Though some of the oldest literary works that can be called novels are Chinese, and the humanistic religions of Confucianism and Taoism conduce to an equable observation of society and psychology, the Communist Revolution and then the rampant Cultural Revolution offered little encouragement to realistic fiction. Half of Man Is Woman was, its jacket tells us, published in China in 1985 “to great popular enthusiasm, and much controversy because of its unaccustomed frankness about sex.” Less shocking, evidently, was its picture of the life political prisoners lead in labor camps, or laogai—the equivalent of Soviet gulags. Zhang Xianliang, like his narrator-hero, Zhang Yonglin, was condemned in 1957 for rightist tendencies displayed in his poetry, and remained in various labor camps for twenty years.

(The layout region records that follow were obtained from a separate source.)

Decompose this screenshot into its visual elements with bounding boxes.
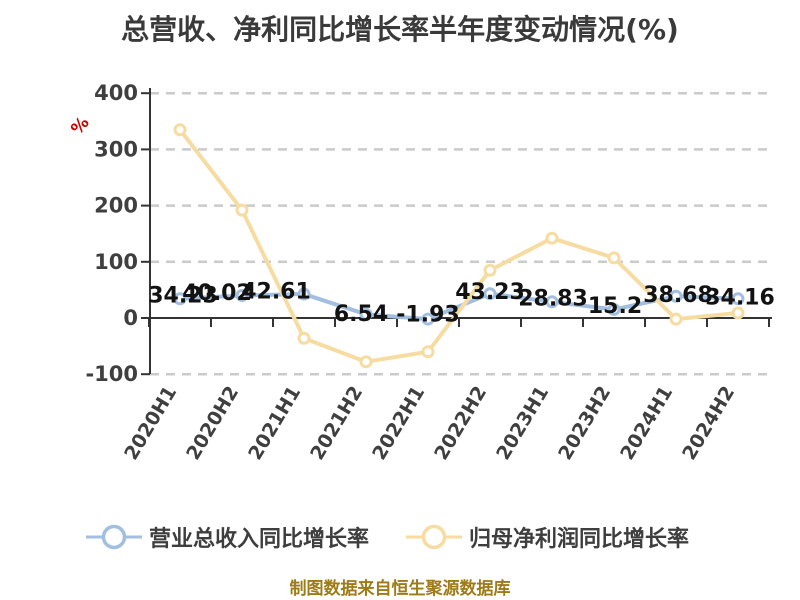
data-point-marker [483, 287, 497, 301]
data-point-label: -1.93 [396, 303, 459, 328]
data-point-marker [359, 307, 373, 321]
data-point-marker [669, 312, 683, 326]
y-tick-label: 200 [94, 194, 138, 218]
data-point-marker [173, 123, 187, 137]
data-point-label: 6.54 [334, 302, 388, 327]
data-point-marker [297, 287, 311, 301]
data-point-label: 34.16 [705, 285, 775, 310]
y-tick-label: -100 [85, 362, 138, 386]
legend-marker-revenue-icon [86, 524, 142, 550]
y-tick-label: 0 [123, 306, 138, 330]
data-point-marker [173, 292, 187, 306]
series-revenue-line [173, 287, 745, 326]
data-point-marker [545, 295, 559, 309]
x-tick-label: 2020H2 [182, 382, 243, 464]
data-point-marker [235, 203, 249, 217]
x-tick-label: 2024H2 [678, 382, 739, 464]
legend-item-revenue[interactable]: 营业总收入同比增长率 [86, 521, 369, 553]
series-profit-line [173, 123, 745, 369]
data-point-marker [297, 331, 311, 345]
data-point-marker [607, 302, 621, 316]
data-point-marker [731, 292, 745, 306]
data-point-label: 40.02 [182, 281, 252, 306]
data-point-marker [607, 251, 621, 265]
legend: 营业总收入同比增长率 归母净利润同比增长率 [0, 521, 800, 553]
data-point-marker [545, 231, 559, 245]
data-point-label: 38.68 [643, 283, 713, 308]
data-point-marker [669, 289, 683, 303]
data-point-label: 43.23 [455, 280, 525, 305]
x-tick-label: 2020H1 [120, 382, 181, 464]
x-category-labels: 2020H1 2020H2 2021H1 2021H2 2022H1 2022H2 2023… [120, 382, 739, 464]
gridlines [150, 91, 772, 376]
x-tick-label: 2023H1 [492, 382, 553, 464]
data-point-marker [483, 263, 497, 277]
x-tick-label: 2022H1 [368, 382, 429, 464]
x-tick-label: 2022H2 [430, 382, 491, 464]
data-point-marker [731, 306, 745, 320]
x-tick-label: 2021H2 [306, 382, 367, 464]
data-point-label: 34.23 [148, 283, 218, 308]
data-point-marker [235, 289, 249, 303]
data-point-marker [421, 312, 435, 326]
y-tick-label: 400 [94, 81, 138, 105]
chart-title: 总营收、净利同比增长率半年度变动情况(%) [121, 13, 679, 46]
data-point-marker [359, 355, 373, 369]
data-point-label: 42.61 [241, 280, 311, 305]
data-point-label: 28.83 [518, 286, 588, 311]
data-source-caption: 制图数据来自恒生聚源数据库 [289, 579, 511, 599]
x-tick-label: 2024H1 [616, 382, 677, 464]
data-point-marker [421, 345, 435, 359]
y-tick-label: 300 [94, 137, 138, 161]
x-tick-label: 2021H1 [244, 382, 305, 464]
legend-label-revenue: 营业总收入同比增长率 [149, 527, 370, 552]
x-tick-label: 2023H2 [554, 382, 615, 464]
legend-item-profit[interactable]: 归母净利润同比增长率 [406, 521, 689, 553]
x-axis [146, 317, 772, 327]
y-axis: 400 300 200 100 0 -100 [85, 81, 151, 386]
y-tick-label: 100 [94, 250, 138, 274]
legend-marker-profit-icon [406, 524, 462, 550]
data-point-label: 15.2 [588, 294, 642, 319]
legend-label-profit: 归母净利润同比增长率 [469, 527, 690, 552]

He was “capped”—that is, made to wear a dunce cap—and thus launched with public humiliation upon the path of ideological correction. Martha Avery’s brief introduction explains how from 1966 to 1976, the years in which the novel tak
es place, the Cultural Revolution, precipitated when Mao lost control of the Party apparatus in 1965, raged chaotically throughout the vast nation, obliterating intellectual life and robbing personal life of intimacy and trust. “This is a book about survival in an insane world,” she tells us. “Zhang describes a country that went mad.” An agricultural labor camp was not such a bad place in which to wait out the convulsions of the Cultural Revolution—“In the labor camps you still get something to eat,” one character observes—and the novel curiously acquires the atmosphere of an idyll, of an austere and regulated Eden in which the primal mysteries of man-woman relations are reenacted with fresh passion, wonder, and dismay.